His patient, Jim Hayner, is currently battling lung cancer and didn't feel any symptoms prior to being diagnosed. 

"I was in for a look at a kidney stone. When they discovered a growth of a tumor in my lung," Hayner explained. "I immediately put my life in the hands of Virginia Mason, a team of five fantastic doctors who have kept me alive for now about five years." 

One reason lung cancer is such a big killer is because it is often not detected until the late stages. To help prevent this, Dr. Kirtland suggested that people should be checked often. 

"Those folks who are either currently smoking or recently stopped within the last 15 years and have enough smoking burden should go see their doctor and should get an annual CAT scan. It's not a one and done." 

The average age of lung cancer diagnosis is about 70 -- although it can be detected at 55, or in rare cases, as low as 30. Age and personal smoking habits are not the only factors that can put people at risk. According to Dr. Kirtland, a family history of smoking and occupational exposure to asbestos, nickel and radon also play a role. 

"And we're learning more and more about both indoor and outdoor air pollution," said Dr. Kirtland. 

Once lung cancer is detected, there are many options for treatment. Medical advancements have allowed for more treatments for late-stage cancer as well. Kirtland explained that there are therapies, molecular targeted medicine, and immunotherapy which stimulate the immune system.  

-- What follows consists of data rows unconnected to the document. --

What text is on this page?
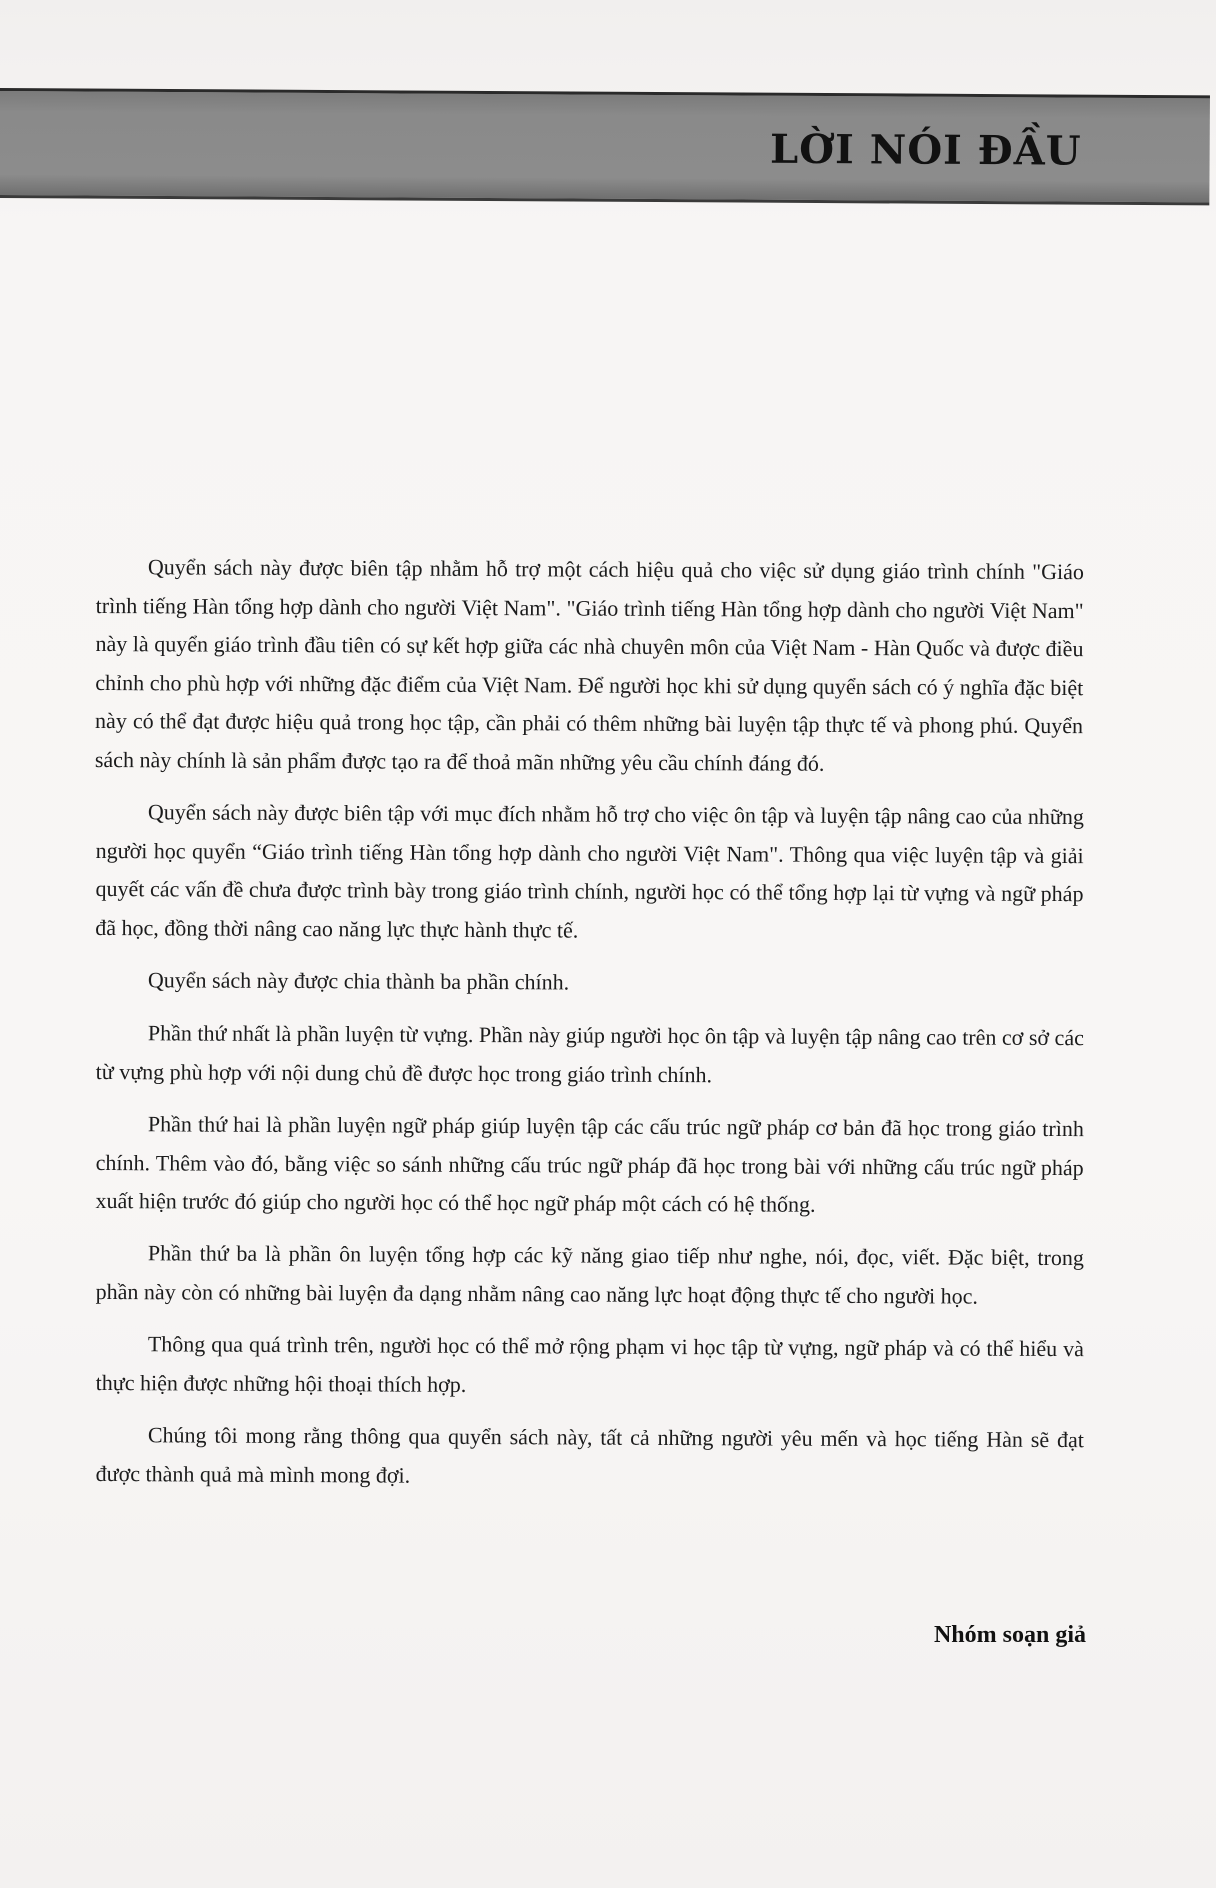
LỜI NÓI ĐẦU

Quyển sách này được biên tập nhằm hỗ trợ một cách hiệu quả cho việc sử dụng giáo trình chính "Giáo trình tiếng Hàn tổng hợp dành cho người Việt Nam". "Giáo trình tiếng Hàn tổng hợp dành cho người Việt Nam" này là quyển giáo trình đầu tiên có sự kết hợp giữa các nhà chuyên môn của Việt Nam - Hàn Quốc và được điều chỉnh cho phù hợp với những đặc điểm của Việt Nam. Để người học khi sử dụng quyển sách có ý nghĩa đặc biệt này có thể đạt được hiệu quả trong học tập, cần phải có thêm những bài luyện tập thực tế và phong phú. Quyển sách này chính là sản phẩm được tạo ra để thoả mãn những yêu cầu chính đáng đó.

Quyển sách này được biên tập với mục đích nhằm hỗ trợ cho việc ôn tập và luyện tập nâng cao của những người học quyển “Giáo trình tiếng Hàn tổng hợp dành cho người Việt Nam". Thông qua việc luyện tập và giải quyết các vấn đề chưa được trình bày trong giáo trình chính, người học có thể tổng hợp lại từ vựng và ngữ pháp đã học, đồng thời nâng cao năng lực thực hành thực tế.

Quyển sách này được chia thành ba phần chính.

Phần thứ nhất là phần luyện từ vựng. Phần này giúp người học ôn tập và luyện tập nâng cao trên cơ sở các từ vựng phù hợp với nội dung chủ đề được học trong giáo trình chính.

Phần thứ hai là phần luyện ngữ pháp giúp luyện tập các cấu trúc ngữ pháp cơ bản đã học trong giáo trình chính. Thêm vào đó, bằng việc so sánh những cấu trúc ngữ pháp đã học trong bài với những cấu trúc ngữ pháp xuất hiện trước đó giúp cho người học có thể học ngữ pháp một cách có hệ thống.

Phần thứ ba là phần ôn luyện tổng hợp các kỹ năng giao tiếp như nghe, nói, đọc, viết. Đặc biệt, trong phần này còn có những bài luyện đa dạng nhằm nâng cao năng lực hoạt động thực tế cho người học.

Thông qua quá trình trên, người học có thể mở rộng phạm vi học tập từ vựng, ngữ pháp và có thể hiểu và thực hiện được những hội thoại thích hợp.

Chúng tôi mong rằng thông qua quyển sách này, tất cả những người yêu mến và học tiếng Hàn sẽ đạt được thành quả mà mình mong đợi.

Nhóm soạn giả
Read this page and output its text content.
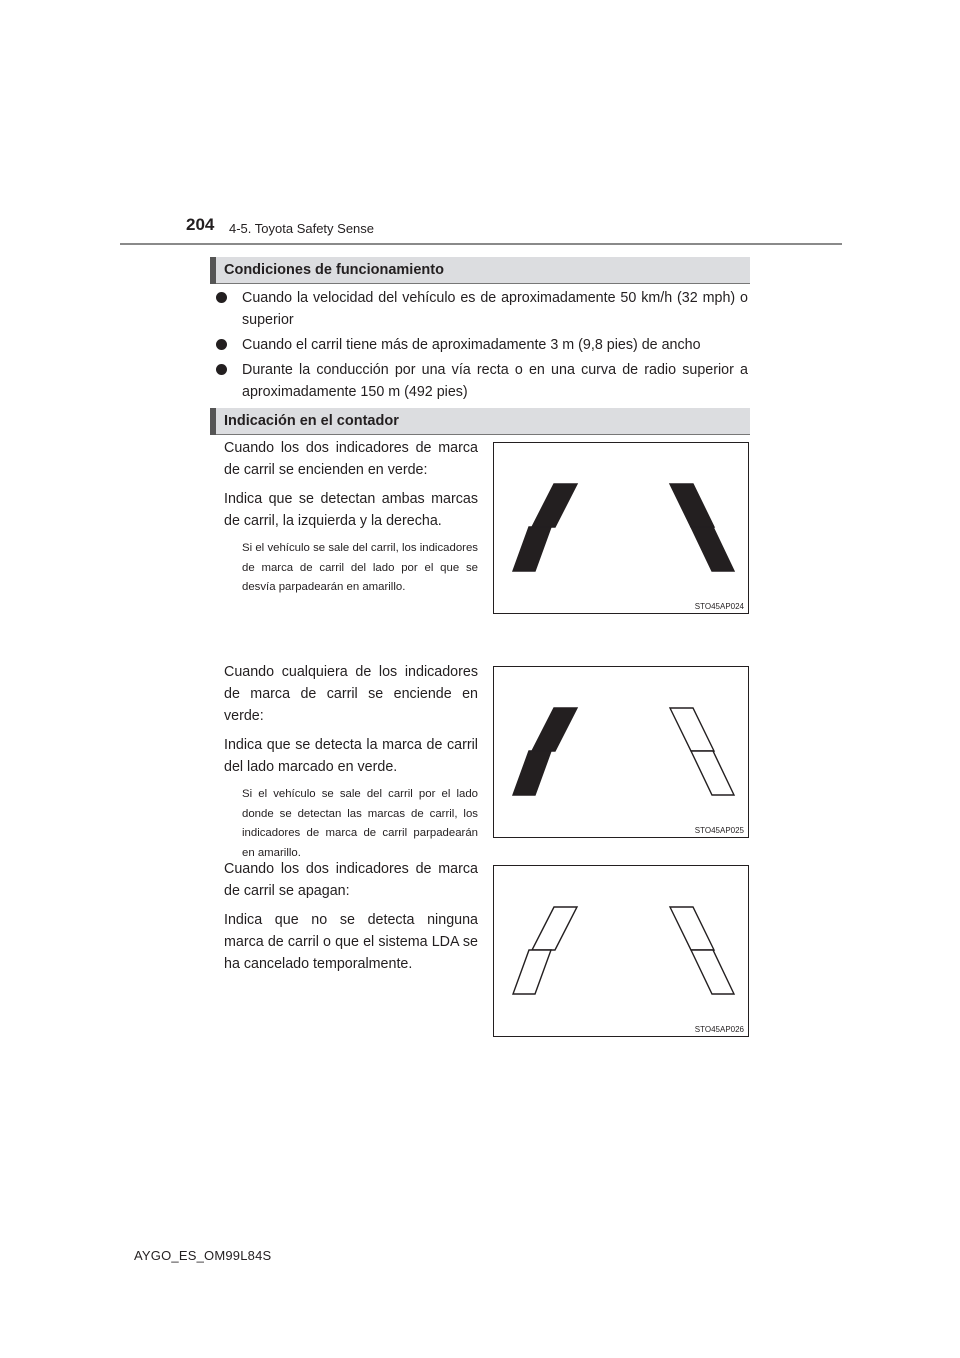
204 4-5. Toyota Safety Sense
Condiciones de funcionamiento
Cuando la velocidad del vehículo es de aproximadamente 50 km/h (32 mph) o superior
Cuando el carril tiene más de aproximadamente 3 m (9,8 pies) de ancho
Durante la conducción por una vía recta o en una curva de radio superior a aproximadamente 150 m (492 pies)
Indicación en el contador

Cuando los dos indicadores de marca de carril se encienden en verde:

Indica que se detectan ambas marcas de carril, la izquierda y la derecha.

Si el vehículo se sale del carril, los indicadores de marca de carril del lado por el que se desvía parpadearán en amarillo.

STO45AP024

Cuando cualquiera de los indicadores de marca de carril se enciende en verde:

Indica que se detecta la marca de carril del lado marcado en verde.

Si el vehículo se sale del carril por el lado donde se detectan las marcas de carril, los indicadores de marca de carril parpadearán en amarillo.

STO45AP025

Cuando los dos indicadores de marca de carril se apagan:

Indica que no se detecta ninguna marca de carril o que el sistema LDA se ha cancelado temporalmente.

STO45AP026
AYGO_ES_OM99L84S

"You have natural killer T cells, which as we age wane a bit. [Immunotherapy] is going in and stimulating them again to use your own natural body's resources to fight cancer," said Dr. Kirtland. "There's localized radiation therapy and even surgical therapy [...] We're now doing robotic surgery. Patients are typically in the hospital now just two nights."

After going through immunotherapy, Hayner's tumor reappeared causing him to try many of the other treatment techniques.

"I haven't experienced anything that in any way disabled me. I don't have symptoms after chemotherapy or immunotherapy or radiation therapy. I just move forward with my life and I'm optimistic about it," said Hayner. 

Hayner is currently undergoing targeted radiation in the hopes that it will shrink the remaining tumors. He hasn't had to change his lifestyle and has a great relationship with his medical care team. 

"I think a lot of this is attitude and a positive attitude is something that is really, really supported well by the team at Virginia Mason. So I feel good."